Here's a doll armature complete with hips and shoulders- I'm still debating how to add feet and hands to such an armature.
Simultaneously I attended the 'Animation 4 Life' conference in Bristol, run by Aardman and Stop motion Pro software as part of the Bristol Animated Encounters film festival- this was a great event, and I met more animators than ever before, who were uniformly thoroughly wonderful people.
The first Speaker was a great and inspiring lady from Denmark, called Hanne- and as well as talking inspiringly about her work, she gave a few demonstrations. The first thing I noticed was the simple and flexible shooting set up she had developed for using primarily with 2D overhead shooting- ideal for cut out animation. I took a look closer when I had the chance, and discovered the bulk of her set up was based around Loc Line again, with a clamp at the far end of the hose, and a HD webcam slotted into the other end. The wire for the webcam can be fed through the Loc Line itself, keeping things looking neat and tidy.
This provides a portable. lightweight flexible rostrum system, and another advantage is the cheapness of the whole set up.
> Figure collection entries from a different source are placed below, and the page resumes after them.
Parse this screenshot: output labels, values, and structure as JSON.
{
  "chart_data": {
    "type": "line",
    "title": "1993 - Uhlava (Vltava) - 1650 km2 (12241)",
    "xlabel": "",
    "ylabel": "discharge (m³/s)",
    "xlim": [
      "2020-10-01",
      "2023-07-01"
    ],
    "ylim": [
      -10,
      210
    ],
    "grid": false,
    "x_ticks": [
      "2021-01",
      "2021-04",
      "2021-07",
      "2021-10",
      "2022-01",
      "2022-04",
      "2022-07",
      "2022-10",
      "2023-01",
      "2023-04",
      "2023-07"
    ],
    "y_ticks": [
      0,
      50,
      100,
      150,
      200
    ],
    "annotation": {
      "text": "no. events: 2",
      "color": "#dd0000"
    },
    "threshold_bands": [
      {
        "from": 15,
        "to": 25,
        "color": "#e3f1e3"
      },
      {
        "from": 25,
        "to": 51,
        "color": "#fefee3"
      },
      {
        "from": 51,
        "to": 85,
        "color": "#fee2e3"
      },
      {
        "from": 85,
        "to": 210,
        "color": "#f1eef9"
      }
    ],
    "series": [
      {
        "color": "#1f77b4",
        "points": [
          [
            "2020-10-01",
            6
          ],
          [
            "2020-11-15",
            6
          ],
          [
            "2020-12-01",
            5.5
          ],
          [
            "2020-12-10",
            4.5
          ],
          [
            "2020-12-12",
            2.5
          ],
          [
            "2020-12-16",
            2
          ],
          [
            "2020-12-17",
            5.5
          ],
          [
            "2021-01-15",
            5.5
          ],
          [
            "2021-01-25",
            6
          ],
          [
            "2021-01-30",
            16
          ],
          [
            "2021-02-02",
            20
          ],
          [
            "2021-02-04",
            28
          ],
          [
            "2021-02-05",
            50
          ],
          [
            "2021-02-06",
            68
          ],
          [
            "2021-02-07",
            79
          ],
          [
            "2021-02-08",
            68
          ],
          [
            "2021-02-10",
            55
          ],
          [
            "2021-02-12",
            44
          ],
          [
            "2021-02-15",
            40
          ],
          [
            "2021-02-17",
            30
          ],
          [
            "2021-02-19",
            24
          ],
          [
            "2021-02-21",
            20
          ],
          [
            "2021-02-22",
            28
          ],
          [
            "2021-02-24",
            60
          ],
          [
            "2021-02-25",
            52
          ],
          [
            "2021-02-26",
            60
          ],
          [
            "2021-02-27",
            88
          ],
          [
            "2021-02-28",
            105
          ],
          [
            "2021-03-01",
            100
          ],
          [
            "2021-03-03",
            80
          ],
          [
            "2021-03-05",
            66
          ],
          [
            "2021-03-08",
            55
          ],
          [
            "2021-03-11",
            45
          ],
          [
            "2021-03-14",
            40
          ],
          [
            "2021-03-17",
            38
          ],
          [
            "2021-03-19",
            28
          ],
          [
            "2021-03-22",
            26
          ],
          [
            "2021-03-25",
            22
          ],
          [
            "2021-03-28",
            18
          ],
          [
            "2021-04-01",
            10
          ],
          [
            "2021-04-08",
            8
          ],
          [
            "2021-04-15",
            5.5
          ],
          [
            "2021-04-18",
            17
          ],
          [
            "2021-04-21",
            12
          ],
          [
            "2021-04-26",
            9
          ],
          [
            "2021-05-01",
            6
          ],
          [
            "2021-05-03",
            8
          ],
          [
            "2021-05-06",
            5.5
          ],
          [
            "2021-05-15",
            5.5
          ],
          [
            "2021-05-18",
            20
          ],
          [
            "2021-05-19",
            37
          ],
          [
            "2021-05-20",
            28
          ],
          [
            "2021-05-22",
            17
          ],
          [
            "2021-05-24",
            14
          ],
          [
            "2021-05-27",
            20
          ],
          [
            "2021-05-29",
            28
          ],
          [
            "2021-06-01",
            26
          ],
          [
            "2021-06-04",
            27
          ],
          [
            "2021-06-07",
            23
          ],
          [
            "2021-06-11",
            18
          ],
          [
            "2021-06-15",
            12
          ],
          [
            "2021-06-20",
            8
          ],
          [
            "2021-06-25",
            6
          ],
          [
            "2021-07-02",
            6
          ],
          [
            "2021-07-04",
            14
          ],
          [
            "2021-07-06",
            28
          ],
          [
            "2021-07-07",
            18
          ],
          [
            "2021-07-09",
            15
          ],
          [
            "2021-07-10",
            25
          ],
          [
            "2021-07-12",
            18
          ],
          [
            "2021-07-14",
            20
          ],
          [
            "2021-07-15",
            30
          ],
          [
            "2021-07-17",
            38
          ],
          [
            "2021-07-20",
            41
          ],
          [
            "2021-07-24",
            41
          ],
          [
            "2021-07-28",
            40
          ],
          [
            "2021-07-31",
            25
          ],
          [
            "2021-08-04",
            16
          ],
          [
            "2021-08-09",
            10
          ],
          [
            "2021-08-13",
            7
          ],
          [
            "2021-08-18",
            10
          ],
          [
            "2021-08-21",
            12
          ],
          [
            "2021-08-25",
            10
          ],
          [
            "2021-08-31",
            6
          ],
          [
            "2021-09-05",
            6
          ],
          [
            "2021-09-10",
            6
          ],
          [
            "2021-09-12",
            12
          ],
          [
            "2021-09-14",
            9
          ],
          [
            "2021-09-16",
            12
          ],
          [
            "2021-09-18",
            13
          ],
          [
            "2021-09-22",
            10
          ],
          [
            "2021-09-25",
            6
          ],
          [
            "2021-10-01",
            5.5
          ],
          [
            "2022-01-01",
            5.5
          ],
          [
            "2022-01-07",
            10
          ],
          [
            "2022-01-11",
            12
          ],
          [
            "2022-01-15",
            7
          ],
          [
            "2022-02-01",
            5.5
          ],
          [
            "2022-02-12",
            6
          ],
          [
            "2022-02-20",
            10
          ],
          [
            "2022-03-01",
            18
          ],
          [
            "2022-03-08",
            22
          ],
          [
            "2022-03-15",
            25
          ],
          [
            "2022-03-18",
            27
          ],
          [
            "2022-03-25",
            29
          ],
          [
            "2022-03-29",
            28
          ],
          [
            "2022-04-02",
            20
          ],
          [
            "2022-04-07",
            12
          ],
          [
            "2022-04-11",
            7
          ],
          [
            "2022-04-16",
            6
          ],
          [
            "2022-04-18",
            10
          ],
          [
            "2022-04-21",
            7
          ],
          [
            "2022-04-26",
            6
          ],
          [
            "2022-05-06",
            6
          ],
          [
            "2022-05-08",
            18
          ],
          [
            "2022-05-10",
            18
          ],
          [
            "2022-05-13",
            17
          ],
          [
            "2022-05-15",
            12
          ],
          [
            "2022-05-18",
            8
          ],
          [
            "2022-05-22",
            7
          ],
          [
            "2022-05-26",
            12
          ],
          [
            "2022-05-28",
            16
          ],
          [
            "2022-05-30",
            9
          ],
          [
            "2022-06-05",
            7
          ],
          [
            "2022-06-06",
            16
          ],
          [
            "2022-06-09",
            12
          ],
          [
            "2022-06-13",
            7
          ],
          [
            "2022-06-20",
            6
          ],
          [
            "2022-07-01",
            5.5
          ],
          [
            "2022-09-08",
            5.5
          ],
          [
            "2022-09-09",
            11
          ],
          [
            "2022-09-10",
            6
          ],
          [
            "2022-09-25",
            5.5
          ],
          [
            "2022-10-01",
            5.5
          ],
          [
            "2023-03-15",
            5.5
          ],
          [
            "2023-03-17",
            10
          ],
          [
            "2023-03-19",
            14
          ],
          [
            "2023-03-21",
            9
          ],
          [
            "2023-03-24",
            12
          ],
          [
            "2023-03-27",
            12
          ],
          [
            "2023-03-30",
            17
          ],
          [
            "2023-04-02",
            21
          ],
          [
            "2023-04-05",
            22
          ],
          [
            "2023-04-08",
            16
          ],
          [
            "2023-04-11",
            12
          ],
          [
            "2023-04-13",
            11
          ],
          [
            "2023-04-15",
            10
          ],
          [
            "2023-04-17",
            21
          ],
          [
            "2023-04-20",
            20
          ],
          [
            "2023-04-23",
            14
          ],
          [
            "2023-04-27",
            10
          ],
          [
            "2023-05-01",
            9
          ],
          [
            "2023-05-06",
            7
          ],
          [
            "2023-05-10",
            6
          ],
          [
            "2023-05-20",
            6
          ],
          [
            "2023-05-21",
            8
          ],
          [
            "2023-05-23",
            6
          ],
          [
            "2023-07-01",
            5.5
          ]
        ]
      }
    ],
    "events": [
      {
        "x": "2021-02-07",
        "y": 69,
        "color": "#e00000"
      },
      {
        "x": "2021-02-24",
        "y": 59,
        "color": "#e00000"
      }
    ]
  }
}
I cloned this upon arriving home, for significantly less than £50 for the whole system. I used an old, clamp from a broken table top vice I had lying around.
This would provide a great durable system for an introductory animation set up- and could be used for 3D puppet or clay shooting also- the hose is very positionable, and stays absolutely where it is put- it could even be used to create rough camera moves. Sure, it isn't full HD yet (but Microsoft are about to launch a webcam this year featuring 'full' HD frame sizes- 1920x 1080- this webcam is only capable of 1080 x 720), and the hosing is a little stiff- but its far better than a DV camcorder for most purposes. It also removes the need for tripods, and could be better for a beginner to help avoid the almost inevitable camera knocks- and takes up a LOT less space as a result. As I say, I'm not recommending this to seasoned animation heads, this is a great system for introducing students to animation- it will never rival the DSLR route- and webcam's also produce a different 'look' simply because of the physical size of the webcam lens, which gives a much more pronounced fish eye effect to framing from any distance. Decent software can control the HD webcam to allow for focus pulls and limited re-framing/ panning from within the software itself. It has been fine with PC based systems, but my Mac doesn't yet recognise the webcam- so it is far better for systems based around PC computers. This is a system I am going to continue developing for students interested in overhead 2D animation projects at college and in schools- I'll keep you up to date with how it is received.
All in all, I'm very excited by the potential of Loc Line- thanks to Ken Priebe, and Hanne!